The Swan Thieves begins with painter and professor, Robert Oliver, pulling a knife and attempting to stab a painting at the National Gallery of Art in Washington, D.C. Taken to a psychiatrist, Andrew Marlow, Oliver tells him, “I did it for her,” and then he goes mute, refusing to respond to any of Marlow’s questions.
Marlow, an amateur painter himself, decides to interview women and colleagues in Oliver’s life, and art historians and collectors, to find out what led Oliver to attempt to ruin that painting. The case turns into an obsession for the doctor as his interviews take him to North Carolina, New York, Acapulco, and Paris to try to uncover the mystery.
The Swan Thieves is an assortment of narratives from the people Marlow interviews. The people he visits offer up very personal stories, with one woman even telling him that he could make a stone talk. If only he could have made them get to the point faster.
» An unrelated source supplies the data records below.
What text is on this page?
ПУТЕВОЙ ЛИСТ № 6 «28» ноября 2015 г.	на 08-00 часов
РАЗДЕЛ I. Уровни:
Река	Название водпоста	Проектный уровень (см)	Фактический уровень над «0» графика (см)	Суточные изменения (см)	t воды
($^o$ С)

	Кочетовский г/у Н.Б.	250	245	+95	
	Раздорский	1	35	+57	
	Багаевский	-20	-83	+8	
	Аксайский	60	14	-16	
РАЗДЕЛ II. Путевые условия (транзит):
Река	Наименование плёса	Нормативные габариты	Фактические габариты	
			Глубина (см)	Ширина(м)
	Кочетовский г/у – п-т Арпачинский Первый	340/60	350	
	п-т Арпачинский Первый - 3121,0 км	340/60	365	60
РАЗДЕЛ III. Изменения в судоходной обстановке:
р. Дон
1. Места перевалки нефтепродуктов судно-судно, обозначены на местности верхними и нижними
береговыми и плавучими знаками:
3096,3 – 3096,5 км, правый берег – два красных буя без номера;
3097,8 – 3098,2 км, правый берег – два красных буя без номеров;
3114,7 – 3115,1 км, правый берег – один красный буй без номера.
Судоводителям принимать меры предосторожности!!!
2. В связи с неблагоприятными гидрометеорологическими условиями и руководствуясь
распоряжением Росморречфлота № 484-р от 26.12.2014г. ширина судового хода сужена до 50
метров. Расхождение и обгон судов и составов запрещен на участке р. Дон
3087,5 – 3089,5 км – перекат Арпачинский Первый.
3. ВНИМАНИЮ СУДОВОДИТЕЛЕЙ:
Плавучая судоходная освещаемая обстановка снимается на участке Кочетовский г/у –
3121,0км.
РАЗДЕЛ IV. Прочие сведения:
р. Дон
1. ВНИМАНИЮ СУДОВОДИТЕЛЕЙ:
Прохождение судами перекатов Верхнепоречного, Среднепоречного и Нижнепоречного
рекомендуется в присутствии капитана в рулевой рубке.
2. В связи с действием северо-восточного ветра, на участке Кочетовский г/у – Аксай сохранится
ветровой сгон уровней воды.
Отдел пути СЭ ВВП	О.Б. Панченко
The narratives are way too long and veer so far away from the story. Marlow even tells himself that he should ask the women to speak more about the time Oliver’s problems started happening, but he stops himself and allows them to begin their stories to times before they even met Oliver.
I must admit, by the time Marlow starts talking to the second woman in Oliver’s life, I started skimming paragraphs. I would read the first sentence of the paragraph, and knowing that it wasn’t all that important to the story, I’d jump to the next paragraph. I did this from the middle of the book to the end. There is just too much exposition that is unnecessary.
One other problem with The Swan Thieves is that, aside from Oliver, the rest of the characters are the same. It’s not that they aren’t well developed, it’s just that they all seem like the same woman to me. In fact, at the beginning, when Marlow is the narrator and we don’t know his name yet, I thought he was a woman. Even when he mentions that he was single for a long time and finally took a wife, I still thought he was maybe a woman, just a woman who got married in a more progressive state than Minnesota.
I hate being so negative about an author whose first book I loved, but this second book just disappointed me so much. Had the story been edited better (200 pages could easily go) I think it would’ve moved faster and kept me more interested. Underneath all the exposition there is an interesting story, but it gets bogged down with too much information for even the smallest of characters.